Samba vulnerability calls to mind WannaCry fears to Linux/ UNIX

Researchers has released a warning that many Linux and UNIX systems contain a Samba vulnerability that could eventually lead to attacks similar to WannaCry or worse.

According to Samba security advisory, the vulnerability (CVE-2017-7494) affects version 3.5 and newer versions. The vulnerability is remotely exploitable and could allow a malicious client to upload a shared library to share and cause the server to load and execute it.Nick Bilogorskiy, senior director of threat operations at Cyphort said although there were no active exploits in Samba, the damage could be sheer consequences. " Because this vulnerability allows remote code execution, attackers will have full control over a compromised machine, and any payload is possible," Bilogorskiy told SearchSecurity. " For example, [an attacker could] drop a backdoor, steal data from the system, spy on the user, attack other systems or try to encrypt all data for a ransom."

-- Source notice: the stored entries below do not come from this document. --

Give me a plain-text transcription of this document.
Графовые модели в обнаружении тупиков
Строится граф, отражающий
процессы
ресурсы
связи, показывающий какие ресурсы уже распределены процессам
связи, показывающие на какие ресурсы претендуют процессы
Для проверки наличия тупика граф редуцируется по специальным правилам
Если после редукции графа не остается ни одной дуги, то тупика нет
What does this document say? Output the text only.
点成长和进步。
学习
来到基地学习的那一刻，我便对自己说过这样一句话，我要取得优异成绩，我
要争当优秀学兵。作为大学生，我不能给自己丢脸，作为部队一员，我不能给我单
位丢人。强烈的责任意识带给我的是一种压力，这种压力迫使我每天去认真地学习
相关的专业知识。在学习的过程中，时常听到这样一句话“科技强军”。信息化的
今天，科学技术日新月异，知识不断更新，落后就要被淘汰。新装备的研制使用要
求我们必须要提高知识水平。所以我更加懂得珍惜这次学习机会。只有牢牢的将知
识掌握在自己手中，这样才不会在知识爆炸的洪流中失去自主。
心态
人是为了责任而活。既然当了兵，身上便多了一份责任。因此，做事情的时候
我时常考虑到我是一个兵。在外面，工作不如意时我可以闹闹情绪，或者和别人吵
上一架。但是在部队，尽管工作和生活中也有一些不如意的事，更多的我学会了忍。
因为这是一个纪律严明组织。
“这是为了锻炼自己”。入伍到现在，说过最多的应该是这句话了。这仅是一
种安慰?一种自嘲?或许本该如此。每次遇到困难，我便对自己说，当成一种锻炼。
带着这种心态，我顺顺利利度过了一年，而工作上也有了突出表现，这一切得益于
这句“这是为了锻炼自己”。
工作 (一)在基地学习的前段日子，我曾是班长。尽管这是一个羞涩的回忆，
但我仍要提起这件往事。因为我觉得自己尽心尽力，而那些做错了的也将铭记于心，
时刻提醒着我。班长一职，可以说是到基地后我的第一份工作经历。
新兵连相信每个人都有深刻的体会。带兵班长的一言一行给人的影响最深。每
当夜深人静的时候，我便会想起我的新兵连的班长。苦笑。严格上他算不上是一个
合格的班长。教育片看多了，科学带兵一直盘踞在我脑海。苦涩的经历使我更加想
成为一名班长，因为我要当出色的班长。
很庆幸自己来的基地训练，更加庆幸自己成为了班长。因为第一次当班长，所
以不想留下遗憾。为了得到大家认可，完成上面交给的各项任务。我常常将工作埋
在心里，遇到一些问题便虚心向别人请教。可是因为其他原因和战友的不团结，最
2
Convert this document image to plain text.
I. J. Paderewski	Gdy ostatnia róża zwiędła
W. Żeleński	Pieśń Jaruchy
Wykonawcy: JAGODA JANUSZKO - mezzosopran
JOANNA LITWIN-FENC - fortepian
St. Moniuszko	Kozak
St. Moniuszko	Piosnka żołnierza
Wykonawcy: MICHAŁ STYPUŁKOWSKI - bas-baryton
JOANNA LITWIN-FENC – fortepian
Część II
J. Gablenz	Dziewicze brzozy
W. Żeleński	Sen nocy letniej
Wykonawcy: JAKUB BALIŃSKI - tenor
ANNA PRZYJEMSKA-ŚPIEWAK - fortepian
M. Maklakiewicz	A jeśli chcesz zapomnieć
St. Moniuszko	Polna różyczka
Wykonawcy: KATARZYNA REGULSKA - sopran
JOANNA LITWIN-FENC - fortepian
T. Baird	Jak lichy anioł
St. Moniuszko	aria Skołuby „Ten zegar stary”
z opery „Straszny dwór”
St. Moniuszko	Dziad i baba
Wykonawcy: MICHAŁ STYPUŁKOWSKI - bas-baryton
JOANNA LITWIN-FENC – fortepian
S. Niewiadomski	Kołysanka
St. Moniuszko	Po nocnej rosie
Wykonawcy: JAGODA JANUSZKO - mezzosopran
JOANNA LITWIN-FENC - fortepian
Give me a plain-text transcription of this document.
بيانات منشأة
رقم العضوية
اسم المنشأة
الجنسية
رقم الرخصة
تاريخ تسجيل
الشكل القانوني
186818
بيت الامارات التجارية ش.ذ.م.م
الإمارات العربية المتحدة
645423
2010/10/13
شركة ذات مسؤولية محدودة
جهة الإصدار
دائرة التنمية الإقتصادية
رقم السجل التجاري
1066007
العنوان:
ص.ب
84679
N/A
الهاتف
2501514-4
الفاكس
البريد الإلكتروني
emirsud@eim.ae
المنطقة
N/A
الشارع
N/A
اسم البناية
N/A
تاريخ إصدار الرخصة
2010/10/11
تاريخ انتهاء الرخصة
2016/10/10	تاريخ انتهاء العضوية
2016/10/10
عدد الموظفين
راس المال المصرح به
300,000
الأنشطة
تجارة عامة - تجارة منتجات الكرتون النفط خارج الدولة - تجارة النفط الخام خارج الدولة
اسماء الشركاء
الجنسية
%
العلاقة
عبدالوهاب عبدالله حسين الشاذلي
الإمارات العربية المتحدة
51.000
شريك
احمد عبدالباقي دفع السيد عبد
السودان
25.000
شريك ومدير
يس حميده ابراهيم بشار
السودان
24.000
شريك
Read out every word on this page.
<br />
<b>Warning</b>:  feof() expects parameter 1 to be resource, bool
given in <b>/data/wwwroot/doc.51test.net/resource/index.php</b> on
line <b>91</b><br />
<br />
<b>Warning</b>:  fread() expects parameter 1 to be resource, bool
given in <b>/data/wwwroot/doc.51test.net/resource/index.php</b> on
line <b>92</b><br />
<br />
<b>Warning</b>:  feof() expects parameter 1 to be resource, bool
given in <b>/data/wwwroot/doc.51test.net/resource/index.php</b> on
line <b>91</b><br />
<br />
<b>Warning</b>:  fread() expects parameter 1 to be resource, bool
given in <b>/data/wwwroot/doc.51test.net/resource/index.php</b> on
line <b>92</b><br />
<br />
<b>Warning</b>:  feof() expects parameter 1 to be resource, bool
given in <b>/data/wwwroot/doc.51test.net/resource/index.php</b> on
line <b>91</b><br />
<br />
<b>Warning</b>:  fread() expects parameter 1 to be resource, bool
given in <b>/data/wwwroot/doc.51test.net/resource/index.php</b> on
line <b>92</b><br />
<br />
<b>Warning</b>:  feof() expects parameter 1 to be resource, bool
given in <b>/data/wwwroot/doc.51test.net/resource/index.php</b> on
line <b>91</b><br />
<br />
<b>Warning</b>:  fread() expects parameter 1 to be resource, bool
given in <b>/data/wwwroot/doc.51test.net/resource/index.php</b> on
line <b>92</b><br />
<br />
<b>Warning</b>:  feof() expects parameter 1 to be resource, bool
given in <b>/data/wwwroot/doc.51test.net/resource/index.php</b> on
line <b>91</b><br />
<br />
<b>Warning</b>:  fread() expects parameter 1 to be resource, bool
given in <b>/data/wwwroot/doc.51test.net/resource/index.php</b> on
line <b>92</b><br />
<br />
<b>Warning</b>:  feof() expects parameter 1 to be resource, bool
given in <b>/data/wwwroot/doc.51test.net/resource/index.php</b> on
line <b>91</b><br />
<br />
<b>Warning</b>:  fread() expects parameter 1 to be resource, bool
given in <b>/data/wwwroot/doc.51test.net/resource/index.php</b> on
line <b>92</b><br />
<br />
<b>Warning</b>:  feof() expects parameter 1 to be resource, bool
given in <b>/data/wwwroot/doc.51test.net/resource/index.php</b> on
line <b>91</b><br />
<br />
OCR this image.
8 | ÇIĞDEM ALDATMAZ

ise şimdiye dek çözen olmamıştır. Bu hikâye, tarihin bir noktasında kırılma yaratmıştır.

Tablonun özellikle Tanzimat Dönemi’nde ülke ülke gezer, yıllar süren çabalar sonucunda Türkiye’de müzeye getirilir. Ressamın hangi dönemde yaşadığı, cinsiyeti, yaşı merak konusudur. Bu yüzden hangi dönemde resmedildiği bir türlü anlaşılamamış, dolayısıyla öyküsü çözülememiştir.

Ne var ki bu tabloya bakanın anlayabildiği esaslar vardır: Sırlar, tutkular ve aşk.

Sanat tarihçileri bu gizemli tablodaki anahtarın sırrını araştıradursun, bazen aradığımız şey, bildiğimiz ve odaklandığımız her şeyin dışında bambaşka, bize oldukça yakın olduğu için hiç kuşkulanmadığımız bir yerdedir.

Lane Thames, senior security researcher at Tripwire said the enterprises should act fast to patch this vulnerability and ensure that no unnecessary samba services are exposed to the internet.

The remediation for the vulnerability has been informed among the users. Rapid7 labs suggested that the organizations should review their firewalls rules to ensure that Samba network traffic is not allowed directly from the internet to their assets. Samba has also released a patch to remedy for the vulnerability. Samba also informed that adding an argument “ nt pipe support = no” to the global section of the Samba configuration file may mitigate the threat.

Thames further added " Enterprise server vendors are moving fast to push out patches to enterprise customers for this Samba vulnerability. However, [network-attached storage] vendors might not move so quickly on this and in some cases they might not even issue patches for this."

So what is the difference between WannaCry and Samba vulnerability is that both the issues affected the same protocol. Bilogorskiy has warned the Linux users that any Samba worm may hit Linux and UNIX servers, where most do not have auto-update enabled. In fact some of these UNIX systems work for years without any maintenance. Also, unlike workstations, most of them are always on, users never power them off. If the Samba vulnerability is directly connected to the internet the more the chances of online unpatched targets for a worm to infect.

Tag : Samba Breach-vulnerability
FAQ
Q
How to Preventing These and Other Container Exploits the Samba?
A
For continuous detection and prevention, most importantly, a distributed container firewall like NeuVector should be in place to detect these critical vulnerabilities and real-time exploits. By default, port 445, which is used in this exploit, should not be open to the public. Even for internal east-west traffic, NeuVector will block unnecessary network access and these attacks will be detected, alerted and blocked at every step in the kill chain.
Q
What is a need of Protecting an unpatched Samba server?
A
This following instructions will help provide your Samba server some protection against security vulnerabilities if you are unable to (or until you are able to) upgrade to the patched version. Even if you do upgrade you might like to thinkabout the suggestions here to provide you with additional levels of protection
Q
How to Upgrading Samba?
A
Of course the best solution is to upgrade Samba to a version where the bug has been fixed. If you wish to also use one of the additional measures above then that would certainly be a good idea.

Please check regularly on samba.org for updates and important announcements, use following link as given below "https://www.samba.org/"
Q
how to Using interface protection in Samba vulnerability calls to mind WannaCry fears?
A
By default Samba will accept connections on any network interface that it finds on your system. That means if you have a ISDN line or a PPP connection to the Internet then Samba will accept connections on those links. This may not be what you want.

You can change this behavior using options like the following:

interfaces = eth* lo
bind interfaces only = yes

that tells Samba to only listen for connections on interfaces with a name starting with 'eth' such as eth0, eth1, plus on the loopback interface called 'lo'. The name you will need to use depends on what OS you are using. In the above I used the common name for ethernet adapters on Linux.
Q
What is the Limiting the number of concurrent connections?
A
Samba is able to limit the number of concurrent connections when smbd is launched as a daemon (not from inetd). The 'max smbd processes' smb.conf option allows Administrators to define the maximum number of smbd processes running at any given point in time. Any further attempts from clients to connect to the server will be rejected.